Allen Roth, the executive director of New Yorkers for Term Limits, doesn’t believe the council’s work habits have been affected. “These people always had other things to distract them,” says Roth. “It’s a part-time job. What they’re afraid of is change. They’re not guaranteed a job for life anymore.”

About the only members who aren’t panicking are the ones who claim they were planning to retire anyway. Asked about his plans for the future, 69-year-old Archie Spigner of Queens muses, “How about sitting on a beach? That’s an option.” A half-dozen more are expected to ride into the sunset, as well.

Meanwhile, new council members are a little awestruck at the power that will soon be theirs.

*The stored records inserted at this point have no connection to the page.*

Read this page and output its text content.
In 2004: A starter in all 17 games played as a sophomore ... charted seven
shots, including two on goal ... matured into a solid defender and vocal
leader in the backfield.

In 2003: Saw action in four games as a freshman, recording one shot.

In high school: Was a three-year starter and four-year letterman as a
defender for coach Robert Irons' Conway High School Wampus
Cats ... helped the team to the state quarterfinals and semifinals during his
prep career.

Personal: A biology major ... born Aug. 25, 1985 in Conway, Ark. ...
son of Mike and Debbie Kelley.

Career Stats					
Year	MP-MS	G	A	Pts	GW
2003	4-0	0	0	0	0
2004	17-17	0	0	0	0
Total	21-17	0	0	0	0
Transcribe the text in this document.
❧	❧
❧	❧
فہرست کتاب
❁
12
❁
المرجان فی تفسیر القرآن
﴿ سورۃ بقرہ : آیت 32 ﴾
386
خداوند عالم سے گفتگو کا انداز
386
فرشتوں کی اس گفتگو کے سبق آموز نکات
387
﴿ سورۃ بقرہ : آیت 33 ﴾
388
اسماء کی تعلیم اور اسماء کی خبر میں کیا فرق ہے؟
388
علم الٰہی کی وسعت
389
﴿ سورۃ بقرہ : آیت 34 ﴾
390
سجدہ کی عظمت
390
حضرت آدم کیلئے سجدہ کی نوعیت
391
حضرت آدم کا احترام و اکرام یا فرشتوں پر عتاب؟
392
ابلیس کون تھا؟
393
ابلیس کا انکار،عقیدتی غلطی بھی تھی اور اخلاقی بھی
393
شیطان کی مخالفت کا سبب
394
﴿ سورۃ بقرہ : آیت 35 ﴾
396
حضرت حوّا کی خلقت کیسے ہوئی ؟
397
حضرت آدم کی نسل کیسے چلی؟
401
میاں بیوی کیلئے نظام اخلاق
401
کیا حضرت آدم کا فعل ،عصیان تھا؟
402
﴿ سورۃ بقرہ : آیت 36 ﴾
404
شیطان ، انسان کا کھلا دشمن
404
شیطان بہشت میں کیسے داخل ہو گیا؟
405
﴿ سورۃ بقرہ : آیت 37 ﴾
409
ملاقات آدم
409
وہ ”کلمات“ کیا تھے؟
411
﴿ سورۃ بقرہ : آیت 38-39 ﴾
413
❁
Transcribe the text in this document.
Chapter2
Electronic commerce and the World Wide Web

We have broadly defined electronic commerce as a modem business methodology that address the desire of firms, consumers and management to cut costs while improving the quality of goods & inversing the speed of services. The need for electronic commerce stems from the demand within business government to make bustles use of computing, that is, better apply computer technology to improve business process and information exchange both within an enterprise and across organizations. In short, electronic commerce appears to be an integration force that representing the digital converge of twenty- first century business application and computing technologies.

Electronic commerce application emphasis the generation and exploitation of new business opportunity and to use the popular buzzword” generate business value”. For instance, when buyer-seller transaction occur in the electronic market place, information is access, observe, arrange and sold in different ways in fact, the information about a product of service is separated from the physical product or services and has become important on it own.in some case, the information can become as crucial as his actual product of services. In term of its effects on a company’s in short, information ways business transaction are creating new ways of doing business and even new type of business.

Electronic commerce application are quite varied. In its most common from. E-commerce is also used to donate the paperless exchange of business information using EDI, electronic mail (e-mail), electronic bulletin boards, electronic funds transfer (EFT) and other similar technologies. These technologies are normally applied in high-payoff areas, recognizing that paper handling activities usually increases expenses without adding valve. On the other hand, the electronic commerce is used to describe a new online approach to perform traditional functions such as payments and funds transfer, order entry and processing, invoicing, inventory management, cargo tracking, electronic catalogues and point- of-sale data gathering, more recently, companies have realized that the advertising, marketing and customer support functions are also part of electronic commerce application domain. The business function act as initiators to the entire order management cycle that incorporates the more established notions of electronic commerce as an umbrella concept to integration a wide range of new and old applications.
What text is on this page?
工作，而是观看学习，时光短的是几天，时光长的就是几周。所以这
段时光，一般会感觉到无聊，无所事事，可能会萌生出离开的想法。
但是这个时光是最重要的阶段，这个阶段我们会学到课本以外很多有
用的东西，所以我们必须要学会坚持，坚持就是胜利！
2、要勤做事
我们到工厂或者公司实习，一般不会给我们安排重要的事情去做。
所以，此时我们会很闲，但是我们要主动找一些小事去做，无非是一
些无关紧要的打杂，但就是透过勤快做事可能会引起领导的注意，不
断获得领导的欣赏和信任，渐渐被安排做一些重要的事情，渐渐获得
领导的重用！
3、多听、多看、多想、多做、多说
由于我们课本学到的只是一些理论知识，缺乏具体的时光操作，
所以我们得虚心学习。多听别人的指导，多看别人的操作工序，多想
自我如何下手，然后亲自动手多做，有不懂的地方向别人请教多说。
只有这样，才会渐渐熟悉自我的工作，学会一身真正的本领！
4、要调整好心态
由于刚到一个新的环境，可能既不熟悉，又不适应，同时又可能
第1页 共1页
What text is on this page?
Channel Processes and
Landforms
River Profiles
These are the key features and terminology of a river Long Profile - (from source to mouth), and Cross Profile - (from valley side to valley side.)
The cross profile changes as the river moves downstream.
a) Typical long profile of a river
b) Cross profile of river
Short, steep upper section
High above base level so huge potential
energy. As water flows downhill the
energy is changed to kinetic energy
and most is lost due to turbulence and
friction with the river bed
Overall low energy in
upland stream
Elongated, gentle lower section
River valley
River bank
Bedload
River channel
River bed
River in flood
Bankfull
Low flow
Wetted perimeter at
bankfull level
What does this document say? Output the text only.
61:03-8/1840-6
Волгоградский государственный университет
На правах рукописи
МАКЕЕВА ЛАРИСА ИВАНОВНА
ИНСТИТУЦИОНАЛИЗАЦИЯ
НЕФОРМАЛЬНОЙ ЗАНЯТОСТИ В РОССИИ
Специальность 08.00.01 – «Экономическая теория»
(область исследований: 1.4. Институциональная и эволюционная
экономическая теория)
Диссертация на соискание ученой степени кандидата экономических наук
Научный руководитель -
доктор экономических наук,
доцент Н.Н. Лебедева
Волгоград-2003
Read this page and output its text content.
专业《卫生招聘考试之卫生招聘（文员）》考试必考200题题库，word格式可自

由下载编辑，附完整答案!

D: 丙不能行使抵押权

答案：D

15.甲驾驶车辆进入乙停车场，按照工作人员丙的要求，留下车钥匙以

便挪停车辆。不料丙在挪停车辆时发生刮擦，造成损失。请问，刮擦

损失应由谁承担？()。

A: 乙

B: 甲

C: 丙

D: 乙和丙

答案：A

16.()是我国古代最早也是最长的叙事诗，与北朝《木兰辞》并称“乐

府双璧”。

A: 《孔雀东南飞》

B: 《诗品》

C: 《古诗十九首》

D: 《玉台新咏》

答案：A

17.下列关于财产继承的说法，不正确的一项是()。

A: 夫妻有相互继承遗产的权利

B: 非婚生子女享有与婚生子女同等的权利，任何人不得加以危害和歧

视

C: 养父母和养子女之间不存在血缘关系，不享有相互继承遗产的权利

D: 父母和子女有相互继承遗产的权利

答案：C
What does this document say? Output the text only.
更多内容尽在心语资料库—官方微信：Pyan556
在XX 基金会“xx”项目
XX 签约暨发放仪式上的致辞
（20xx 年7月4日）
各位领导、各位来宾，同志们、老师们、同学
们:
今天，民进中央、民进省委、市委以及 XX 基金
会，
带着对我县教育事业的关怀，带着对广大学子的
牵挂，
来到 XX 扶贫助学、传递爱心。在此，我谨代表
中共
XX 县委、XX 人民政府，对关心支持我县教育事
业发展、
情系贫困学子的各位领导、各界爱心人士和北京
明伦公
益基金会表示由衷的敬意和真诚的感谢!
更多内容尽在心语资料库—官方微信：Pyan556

In four years, the most senior elected official in New York City is going to be the now-28-year-old councilman Gifford Miller, elected in the middle of last term and therefore eligible to run again in 2001. “He’s moving up fast – you got to hand it to him,” says a former colleague. “But this is just ridiculous.”

It’s not the Gifford Millers who’ll really be in charge, though. The general lack of experience on the council is more likely to distort the balance of power in favor of the next mayor, whoever that may be. “I don’t have the expertise that the older people have, and that’s just the sad truth,” says Margarita Lopez, who recently took over Antonio Pagan’s old seat. “The mayor is going to have a ball in the sense that he can implement policies that are maybe even illegal because some of us may not even realize it. Honestly, this is going to be hell.”